Percentages are 100-based, and are typically used with discrete variables. So one could classify the severity of incoming ER casualties on a scale from Mild, to Moderate, to Severe and to Dead on Arrival. One would then summarize a sample of ER admissions as "x% of arriving ER cases presented as Mild, "y% of arriving ER cases presented as Moderate,"z% of arriving ER cases presented as Severe and “w% of arriving ER cases presented as Dead on Arrival.”
Percentages can refer to variable values taken on by a population, or by a sample.

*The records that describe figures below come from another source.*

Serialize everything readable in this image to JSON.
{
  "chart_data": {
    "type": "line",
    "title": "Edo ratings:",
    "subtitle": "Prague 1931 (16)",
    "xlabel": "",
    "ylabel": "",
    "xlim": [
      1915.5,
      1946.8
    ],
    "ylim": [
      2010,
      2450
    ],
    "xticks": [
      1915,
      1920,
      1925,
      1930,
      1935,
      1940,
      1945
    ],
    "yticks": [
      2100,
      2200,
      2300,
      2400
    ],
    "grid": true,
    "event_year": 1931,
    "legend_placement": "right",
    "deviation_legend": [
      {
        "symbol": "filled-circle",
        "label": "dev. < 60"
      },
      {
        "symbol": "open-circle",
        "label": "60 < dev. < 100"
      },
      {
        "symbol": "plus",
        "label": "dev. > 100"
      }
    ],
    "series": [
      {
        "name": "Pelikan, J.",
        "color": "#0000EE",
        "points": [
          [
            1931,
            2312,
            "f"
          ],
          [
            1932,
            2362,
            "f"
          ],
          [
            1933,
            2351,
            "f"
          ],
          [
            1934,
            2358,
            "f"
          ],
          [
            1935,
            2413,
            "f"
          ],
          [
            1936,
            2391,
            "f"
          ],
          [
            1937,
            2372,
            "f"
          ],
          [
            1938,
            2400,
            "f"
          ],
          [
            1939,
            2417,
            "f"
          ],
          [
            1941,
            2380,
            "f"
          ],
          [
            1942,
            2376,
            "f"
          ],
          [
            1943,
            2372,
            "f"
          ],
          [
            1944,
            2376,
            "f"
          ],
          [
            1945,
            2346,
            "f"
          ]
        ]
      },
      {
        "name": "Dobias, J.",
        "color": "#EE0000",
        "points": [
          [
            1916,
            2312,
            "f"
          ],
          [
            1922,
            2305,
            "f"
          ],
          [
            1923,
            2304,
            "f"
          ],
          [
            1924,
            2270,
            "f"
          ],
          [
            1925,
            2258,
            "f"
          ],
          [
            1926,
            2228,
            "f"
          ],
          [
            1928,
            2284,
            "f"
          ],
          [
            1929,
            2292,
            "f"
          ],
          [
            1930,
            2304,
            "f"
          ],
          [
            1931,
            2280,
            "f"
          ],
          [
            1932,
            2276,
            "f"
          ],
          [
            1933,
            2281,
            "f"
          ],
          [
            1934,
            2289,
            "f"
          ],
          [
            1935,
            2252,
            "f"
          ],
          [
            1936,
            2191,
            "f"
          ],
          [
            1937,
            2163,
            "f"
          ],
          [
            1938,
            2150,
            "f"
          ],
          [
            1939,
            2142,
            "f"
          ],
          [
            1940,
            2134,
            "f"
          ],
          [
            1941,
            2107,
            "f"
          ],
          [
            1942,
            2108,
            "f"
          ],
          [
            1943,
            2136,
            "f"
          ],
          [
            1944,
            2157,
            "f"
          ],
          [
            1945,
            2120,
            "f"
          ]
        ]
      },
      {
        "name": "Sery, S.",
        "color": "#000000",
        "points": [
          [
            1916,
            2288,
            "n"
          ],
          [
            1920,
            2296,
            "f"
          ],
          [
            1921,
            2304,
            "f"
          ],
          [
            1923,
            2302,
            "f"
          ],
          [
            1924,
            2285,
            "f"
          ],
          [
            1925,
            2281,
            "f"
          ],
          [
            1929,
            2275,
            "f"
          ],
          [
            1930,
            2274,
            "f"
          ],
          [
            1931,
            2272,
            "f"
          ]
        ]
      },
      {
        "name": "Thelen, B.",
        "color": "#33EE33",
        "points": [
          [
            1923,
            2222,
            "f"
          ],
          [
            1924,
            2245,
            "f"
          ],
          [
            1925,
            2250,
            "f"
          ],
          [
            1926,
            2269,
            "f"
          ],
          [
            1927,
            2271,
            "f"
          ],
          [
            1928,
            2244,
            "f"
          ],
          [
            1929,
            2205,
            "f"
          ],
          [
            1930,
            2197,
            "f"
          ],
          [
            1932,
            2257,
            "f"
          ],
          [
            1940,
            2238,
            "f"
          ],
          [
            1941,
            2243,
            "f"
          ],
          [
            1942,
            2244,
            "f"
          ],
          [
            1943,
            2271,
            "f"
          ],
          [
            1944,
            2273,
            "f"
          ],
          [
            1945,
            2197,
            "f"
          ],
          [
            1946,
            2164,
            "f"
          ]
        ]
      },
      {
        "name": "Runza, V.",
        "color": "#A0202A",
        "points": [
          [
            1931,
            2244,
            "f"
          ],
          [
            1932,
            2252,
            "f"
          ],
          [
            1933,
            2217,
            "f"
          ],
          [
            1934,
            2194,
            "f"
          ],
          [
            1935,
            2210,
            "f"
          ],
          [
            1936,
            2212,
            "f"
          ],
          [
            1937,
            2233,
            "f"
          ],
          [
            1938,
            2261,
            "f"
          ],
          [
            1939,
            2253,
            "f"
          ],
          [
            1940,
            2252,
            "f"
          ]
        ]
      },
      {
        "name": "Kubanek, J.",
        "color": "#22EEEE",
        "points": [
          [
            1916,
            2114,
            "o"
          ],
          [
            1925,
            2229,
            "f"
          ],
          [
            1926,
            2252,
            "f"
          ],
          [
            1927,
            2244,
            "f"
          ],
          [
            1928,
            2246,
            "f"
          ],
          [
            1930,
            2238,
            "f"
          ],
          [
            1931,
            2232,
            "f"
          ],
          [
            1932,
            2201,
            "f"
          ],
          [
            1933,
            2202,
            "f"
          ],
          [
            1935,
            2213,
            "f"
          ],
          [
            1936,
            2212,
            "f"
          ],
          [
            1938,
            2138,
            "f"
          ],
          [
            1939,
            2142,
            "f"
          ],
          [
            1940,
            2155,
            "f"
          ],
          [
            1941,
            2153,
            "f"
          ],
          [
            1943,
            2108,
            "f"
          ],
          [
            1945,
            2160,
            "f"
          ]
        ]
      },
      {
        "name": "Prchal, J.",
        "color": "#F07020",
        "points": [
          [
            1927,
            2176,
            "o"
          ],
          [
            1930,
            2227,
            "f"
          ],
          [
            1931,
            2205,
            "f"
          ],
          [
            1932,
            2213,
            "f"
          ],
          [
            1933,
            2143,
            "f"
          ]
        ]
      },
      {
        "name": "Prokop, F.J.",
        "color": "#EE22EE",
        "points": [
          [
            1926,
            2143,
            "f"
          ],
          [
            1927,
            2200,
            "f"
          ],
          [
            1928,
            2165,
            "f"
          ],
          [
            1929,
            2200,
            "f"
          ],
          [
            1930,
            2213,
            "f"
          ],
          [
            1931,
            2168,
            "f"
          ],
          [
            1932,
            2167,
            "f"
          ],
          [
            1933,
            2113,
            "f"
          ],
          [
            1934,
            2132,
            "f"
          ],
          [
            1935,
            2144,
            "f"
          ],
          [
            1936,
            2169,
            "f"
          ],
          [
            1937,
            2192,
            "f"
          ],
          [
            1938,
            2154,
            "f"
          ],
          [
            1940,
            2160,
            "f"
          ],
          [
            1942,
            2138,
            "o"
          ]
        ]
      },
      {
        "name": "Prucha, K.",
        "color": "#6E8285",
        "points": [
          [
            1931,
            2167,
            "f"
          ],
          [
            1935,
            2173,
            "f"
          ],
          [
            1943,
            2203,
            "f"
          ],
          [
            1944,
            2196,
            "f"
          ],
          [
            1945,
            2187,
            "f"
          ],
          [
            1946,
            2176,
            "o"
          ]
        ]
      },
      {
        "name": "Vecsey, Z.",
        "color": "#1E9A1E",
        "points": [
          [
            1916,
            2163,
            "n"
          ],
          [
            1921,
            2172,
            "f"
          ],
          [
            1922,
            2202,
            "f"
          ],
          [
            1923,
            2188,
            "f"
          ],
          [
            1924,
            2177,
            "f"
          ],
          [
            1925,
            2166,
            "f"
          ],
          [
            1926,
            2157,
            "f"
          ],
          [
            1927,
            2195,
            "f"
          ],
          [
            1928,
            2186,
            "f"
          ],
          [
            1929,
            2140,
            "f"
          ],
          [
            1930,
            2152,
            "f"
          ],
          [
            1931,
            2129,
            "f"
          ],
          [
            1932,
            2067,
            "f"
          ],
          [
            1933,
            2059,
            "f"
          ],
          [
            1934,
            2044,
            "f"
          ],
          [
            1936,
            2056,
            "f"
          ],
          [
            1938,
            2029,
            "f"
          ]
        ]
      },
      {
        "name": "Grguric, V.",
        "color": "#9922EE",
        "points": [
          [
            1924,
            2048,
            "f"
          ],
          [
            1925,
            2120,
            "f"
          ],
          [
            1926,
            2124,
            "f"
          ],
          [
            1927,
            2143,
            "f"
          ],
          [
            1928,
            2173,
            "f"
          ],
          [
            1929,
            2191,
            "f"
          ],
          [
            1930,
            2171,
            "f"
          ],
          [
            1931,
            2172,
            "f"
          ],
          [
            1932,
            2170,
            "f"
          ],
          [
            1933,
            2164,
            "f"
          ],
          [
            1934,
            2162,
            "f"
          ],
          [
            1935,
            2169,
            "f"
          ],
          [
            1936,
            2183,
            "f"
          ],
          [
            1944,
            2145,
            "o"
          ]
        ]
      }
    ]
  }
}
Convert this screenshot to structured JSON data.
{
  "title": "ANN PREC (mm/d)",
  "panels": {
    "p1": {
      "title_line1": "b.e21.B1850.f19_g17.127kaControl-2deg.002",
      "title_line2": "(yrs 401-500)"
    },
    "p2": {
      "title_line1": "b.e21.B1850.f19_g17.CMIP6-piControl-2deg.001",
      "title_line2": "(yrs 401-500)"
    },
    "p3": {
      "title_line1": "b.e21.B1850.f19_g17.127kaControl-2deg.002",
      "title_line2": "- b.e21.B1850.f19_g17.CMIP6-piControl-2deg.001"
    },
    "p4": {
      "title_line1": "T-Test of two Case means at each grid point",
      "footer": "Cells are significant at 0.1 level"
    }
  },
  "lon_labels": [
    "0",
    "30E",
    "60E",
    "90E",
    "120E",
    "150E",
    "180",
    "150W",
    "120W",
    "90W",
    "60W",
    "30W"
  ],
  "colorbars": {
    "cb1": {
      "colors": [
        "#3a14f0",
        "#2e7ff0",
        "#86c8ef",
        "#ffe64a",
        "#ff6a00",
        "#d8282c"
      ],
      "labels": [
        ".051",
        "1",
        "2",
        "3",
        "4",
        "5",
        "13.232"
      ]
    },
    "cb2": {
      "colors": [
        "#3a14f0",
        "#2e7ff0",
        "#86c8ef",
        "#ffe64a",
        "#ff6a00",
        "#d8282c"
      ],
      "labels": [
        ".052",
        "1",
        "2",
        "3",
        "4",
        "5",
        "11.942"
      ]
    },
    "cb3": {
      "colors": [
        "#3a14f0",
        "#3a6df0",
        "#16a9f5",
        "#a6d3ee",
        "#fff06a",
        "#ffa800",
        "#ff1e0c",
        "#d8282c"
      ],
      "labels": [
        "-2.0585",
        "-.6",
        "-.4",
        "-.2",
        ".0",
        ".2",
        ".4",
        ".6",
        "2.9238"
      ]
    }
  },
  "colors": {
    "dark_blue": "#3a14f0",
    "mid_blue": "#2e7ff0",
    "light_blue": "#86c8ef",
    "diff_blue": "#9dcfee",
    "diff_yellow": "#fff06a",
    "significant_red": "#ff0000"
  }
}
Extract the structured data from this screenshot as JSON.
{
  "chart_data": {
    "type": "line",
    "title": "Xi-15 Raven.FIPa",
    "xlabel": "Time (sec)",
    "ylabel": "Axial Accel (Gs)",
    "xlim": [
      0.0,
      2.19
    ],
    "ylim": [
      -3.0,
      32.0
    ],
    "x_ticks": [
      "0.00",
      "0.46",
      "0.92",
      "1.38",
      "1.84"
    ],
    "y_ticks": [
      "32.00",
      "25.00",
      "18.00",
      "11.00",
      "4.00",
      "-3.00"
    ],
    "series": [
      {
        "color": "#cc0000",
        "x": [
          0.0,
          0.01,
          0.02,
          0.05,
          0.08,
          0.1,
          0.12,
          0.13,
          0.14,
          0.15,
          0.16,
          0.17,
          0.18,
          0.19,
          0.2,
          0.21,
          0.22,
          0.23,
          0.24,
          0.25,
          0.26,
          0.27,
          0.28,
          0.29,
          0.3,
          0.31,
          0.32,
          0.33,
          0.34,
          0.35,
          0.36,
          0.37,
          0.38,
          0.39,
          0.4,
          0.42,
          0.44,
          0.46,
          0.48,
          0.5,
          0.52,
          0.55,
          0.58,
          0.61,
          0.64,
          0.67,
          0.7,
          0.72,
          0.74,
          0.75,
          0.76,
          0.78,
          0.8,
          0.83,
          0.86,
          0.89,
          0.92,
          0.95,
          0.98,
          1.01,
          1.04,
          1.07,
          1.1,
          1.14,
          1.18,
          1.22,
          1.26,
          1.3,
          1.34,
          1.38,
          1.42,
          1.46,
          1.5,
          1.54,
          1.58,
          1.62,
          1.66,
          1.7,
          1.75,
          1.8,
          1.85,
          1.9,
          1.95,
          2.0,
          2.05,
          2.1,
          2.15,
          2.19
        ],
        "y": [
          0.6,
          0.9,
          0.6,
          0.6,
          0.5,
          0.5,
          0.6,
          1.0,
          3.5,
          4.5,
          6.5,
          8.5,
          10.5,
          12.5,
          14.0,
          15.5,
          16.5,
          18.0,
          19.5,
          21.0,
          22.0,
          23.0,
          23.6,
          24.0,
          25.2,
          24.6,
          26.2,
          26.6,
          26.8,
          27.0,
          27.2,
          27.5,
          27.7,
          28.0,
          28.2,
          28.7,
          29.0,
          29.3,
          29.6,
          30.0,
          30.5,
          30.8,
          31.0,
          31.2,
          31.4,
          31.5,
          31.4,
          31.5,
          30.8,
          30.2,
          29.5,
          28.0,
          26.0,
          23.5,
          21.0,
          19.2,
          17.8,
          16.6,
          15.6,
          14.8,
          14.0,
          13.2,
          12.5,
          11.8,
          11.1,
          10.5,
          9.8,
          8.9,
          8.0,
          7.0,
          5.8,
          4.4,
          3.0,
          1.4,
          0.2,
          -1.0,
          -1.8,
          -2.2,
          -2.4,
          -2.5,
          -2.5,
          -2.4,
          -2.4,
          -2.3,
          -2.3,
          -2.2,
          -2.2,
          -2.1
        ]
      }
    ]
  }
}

Percentiles are also 100-based, but are used with continuous variables, or with ordinal discrete variables with lots and lots of values. One can define a percentile for any value between 0 and 100. The 0th Percentile is the minimum value observed in a sample, or observable in a population. The 100th Percentile is the maximum value observed in a sample, or observable in a population.The median is the 50th Percentile, and is the “middle value” in a sample, or a population.
As an example, one could consider age at death(lifespan) in a random sample of adults. If 50 were the 20th percentile, that would mean that approximately 20% of the sampled adults died at age 50 or younger.
Percentiles can be used to describe samples. A common use of percentiles is in a reference application. Percentiles are compiled for a population of interest, and individual values can be compared to these reference values.
One’s SAT or ACT or GRE or IQ scores are frequently reported as both an absolute score or scores, and also in terms of referent percentiles. There are also referent percentile charts in medical usage, and by checking a patient’s score against reference charts a problem can be identified.